Après une dizaine de minutes, Georgiana sortit de la chambre de sa mère le visage couvert de larmes. Elle chercha son grand frère du regard et lui indiqua que leur mère l'attendait. Lui aussi ne resta qu'une dizaine de minutes avec sa mère, et revient dans le couloir, à l'extérieur de la chambre de sa mère, les joues mouillées. Il regarda son père et l'accola, étouffant un pleur dans son cou, avant de se diriger vers Georgiana et la prendre dans ses bras. M. Darcy resta là, immobile, à regarder ses enfants pleurer pour leur mère. Quand Fitzwilliam et Georgiana se tournèrent d'un même mouvement vers lui, il entra dans la chambre de son épouse.
Anne l'attendait, un coussin dans son dos la maintenant légèrement relevée. Elle affichait un air paisible. Ses yeux clos s'ouvrirent lorsqu'elle entendit la porte de sa chambre se refermer derrière son époux. Elle esquissa un léger sourire et lui fit signe de prendre place près d'elle sur le lit. Une fois installé, elle lui prit la main et lui dit d'une voix à peine audible :
« Georges, mon amour. N'essayes pas de me suivre là où je vais. Il faut que tu restes là, pour t'occuper de nos enfants. Ils n'auront plus que toi à présent. Veilles à ce qu'ils deviennent de bonnes personnes, aides-les dans les choix qu'ils auront à faire mais surtout, ne leur tournes pas le dos. Ils auront besoin de toi et toi d'eux. »
M. Darcy prit délicatement la main de sa femme, qui caressait sa joue, et la porta à ses lèvres, laissant quelques larmes couler.
« Ne pleures pas Georges. Il faut que tu sois fort pour Fitzwilliam et Georgiana.
- Mais comment vais-je faire sans toi ? Je ne tiendrais pas longtemps ! Dit M. Darcy en pleurant de plus belle.
- Je veillerais sur toi de là-haut, dit-elle avec l'ombre d'un sourire sur les lèvres puis reprit avec un air plus sérieux, mais promets-moi que tu veilleras sur eux et que tu tiendras bon pour eux.
- Je te le promets Anne. »
Les lèvres de M. Darcy se posèrent doucement sur celles de sa femme et chacun ressentit l'amour que lui portait l'autre dans ce dernier baiser.

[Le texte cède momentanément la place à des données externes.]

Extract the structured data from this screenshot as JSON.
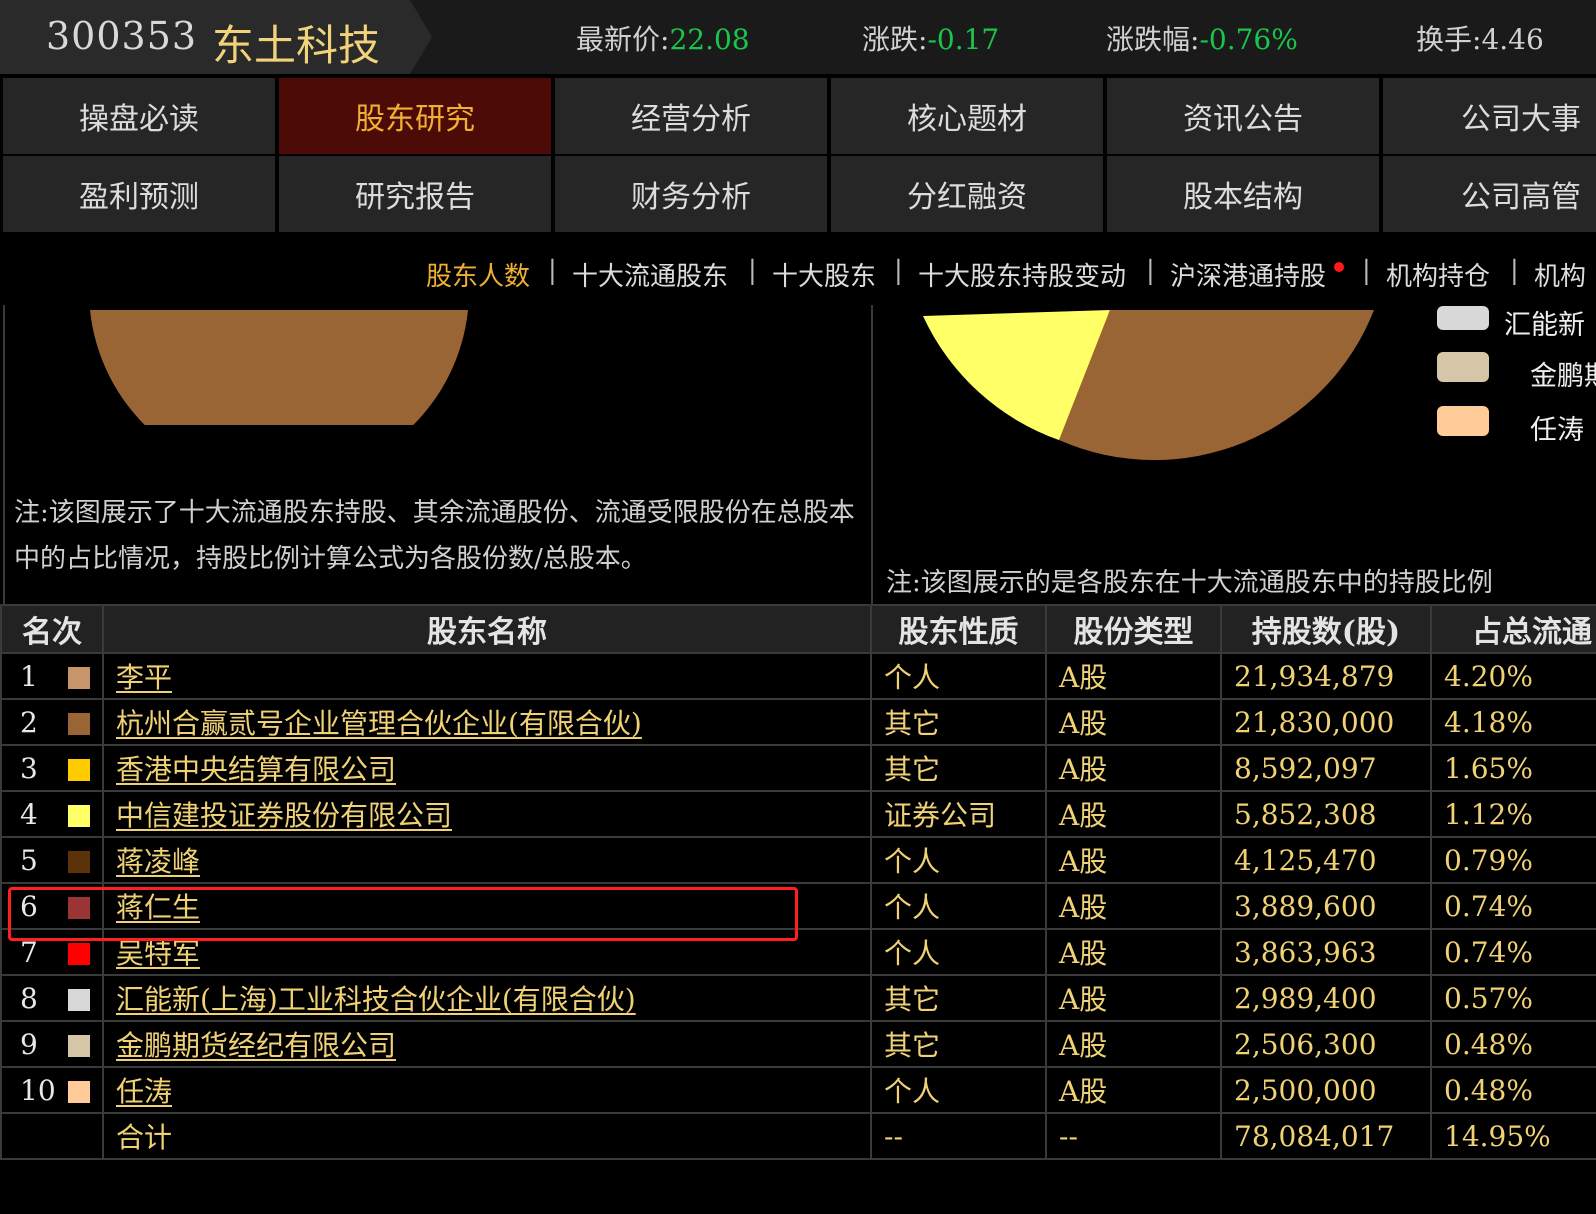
{
  "header": {
    "stock_code": "300353",
    "stock_name": "东土科技",
    "latest_price_label": "最新价:",
    "latest_price": "22.08",
    "change_label": "涨跌:",
    "change": "-0.17",
    "change_pct_label": "涨跌幅:",
    "change_pct": "-0.76%",
    "turnover_label": "换手:",
    "turnover": "4.46",
    "down_color": "#18c64a"
  },
  "nav": {
    "row1": [
      "操盘必读",
      "股东研究",
      "经营分析",
      "核心题材",
      "资讯公告",
      "公司大事"
    ],
    "row2": [
      "盈利预测",
      "研究报告",
      "财务分析",
      "分红融资",
      "股本结构",
      "公司高管"
    ],
    "active": "股东研究"
  },
  "subnav": {
    "items": [
      "股东人数",
      "十大流通股东",
      "十大股东",
      "十大股东持股变动",
      "沪深港通持股",
      "机构持仓",
      "机构"
    ],
    "separator": "|",
    "active": "股东人数"
  },
  "left_panel": {
    "note": "注:该图展示了十大流通股东持股、其余流通股份、流通受限股份在总股本中的占比情况，持股比例计算公式为各股份数/总股本。"
  },
  "right_panel": {
    "note": "注:该图展示的是各股东在十大流通股东中的持股比例",
    "legend": [
      {
        "label": "汇能新",
        "color": "#d8d8d8"
      },
      {
        "label": "金鹏期",
        "color": "#d6c6a8"
      },
      {
        "label": "任涛",
        "color": "#ffcc99"
      }
    ]
  },
  "table": {
    "headers": [
      "名次",
      "股东名称",
      "股东性质",
      "股份类型",
      "持股数(股)",
      "占总流通"
    ],
    "rows": [
      {
        "rank": "1",
        "color": "#c8956a",
        "name": "李平",
        "nature": "个人",
        "type": "A股",
        "shares": "21,934,879",
        "pct": "4.20%"
      },
      {
        "rank": "2",
        "color": "#9a6535",
        "name": "杭州合赢贰号企业管理合伙企业(有限合伙)",
        "nature": "其它",
        "type": "A股",
        "shares": "21,830,000",
        "pct": "4.18%"
      },
      {
        "rank": "3",
        "color": "#ffcc00",
        "name": "香港中央结算有限公司",
        "nature": "其它",
        "type": "A股",
        "shares": "8,592,097",
        "pct": "1.65%"
      },
      {
        "rank": "4",
        "color": "#ffff66",
        "name": "中信建投证券股份有限公司",
        "nature": "证券公司",
        "type": "A股",
        "shares": "5,852,308",
        "pct": "1.12%"
      },
      {
        "rank": "5",
        "color": "#5c3208",
        "name": "蒋凌峰",
        "nature": "个人",
        "type": "A股",
        "shares": "4,125,470",
        "pct": "0.79%"
      },
      {
        "rank": "6",
        "color": "#9b3535",
        "name": "蒋仁生",
        "nature": "个人",
        "type": "A股",
        "shares": "3,889,600",
        "pct": "0.74%"
      },
      {
        "rank": "7",
        "color": "#ff0000",
        "name": "吴特军",
        "nature": "个人",
        "type": "A股",
        "shares": "3,863,963",
        "pct": "0.74%"
      },
      {
        "rank": "8",
        "color": "#d8d8d8",
        "name": "汇能新(上海)工业科技合伙企业(有限合伙)",
        "nature": "其它",
        "type": "A股",
        "shares": "2,989,400",
        "pct": "0.57%"
      },
      {
        "rank": "9",
        "color": "#d6c6a8",
        "name": "金鹏期货经纪有限公司",
        "nature": "其它",
        "type": "A股",
        "shares": "2,506,300",
        "pct": "0.48%"
      },
      {
        "rank": "10",
        "color": "#ffcc99",
        "name": "任涛",
        "nature": "个人",
        "type": "A股",
        "shares": "2,500,000",
        "pct": "0.48%"
      }
    ],
    "total": {
      "label": "合计",
      "nature": "--",
      "type": "--",
      "shares": "78,084,017",
      "pct": "14.95%"
    }
  }
}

Dans un dernier soupir, Mme Darcy, qui sentait ses forces la quitter de plus en plus vite, réussit tout de même à prononcer ces quelques mots « N'oublies jamais que je t'aime, t'ai toujours aimé et t'aimerais toujours Georges ». Avant que son mari ne puisse lui répondre, Mme Anne Felicity Darcy s'était éteinte.
Le cri de désespoir que poussa son mari fut entendu dans toute la demeure, raisonnant dans toutes les pièces, plongeant Pemberley dans la période la plus triste de son existence.
Dans les premiers jours qui suivirent le décès et l'enterrement de son épouse (enterrement auquel seule la famille Darcy assista, la famille Fitzwilliam envoya ses condoléances mais resta à Londres pour la Saison), M. Darcy refusa de quitter sa chambre. Malgré les tentatives de ses enfants et de ses servants les plus dévoués, rien ne le fit sortir de la chambre de son épouse, jusqu'à ce qu'il trouve une miniature sur laquelle étaient représentés Fitzwilliam et Georgiana. Après l'avoir observé pendant de longues minutes, M. Darcy se remémora la promesse faite à sa défunte épouse. Il se mit donc en quête de ses enfants.
Georgiana fut la plus facile à trouver. Elle s'exerçait sur son piano dans la salle de musique, mais au lieu des mélodies joviales qui en sortaient d'habitude, seuls les morceaux moroses et dramatiques qu'elle jouait à présent se faisaient entendre. Après s'être mutuellement réconfortés, M. Darcy partit à la recherche de son fils.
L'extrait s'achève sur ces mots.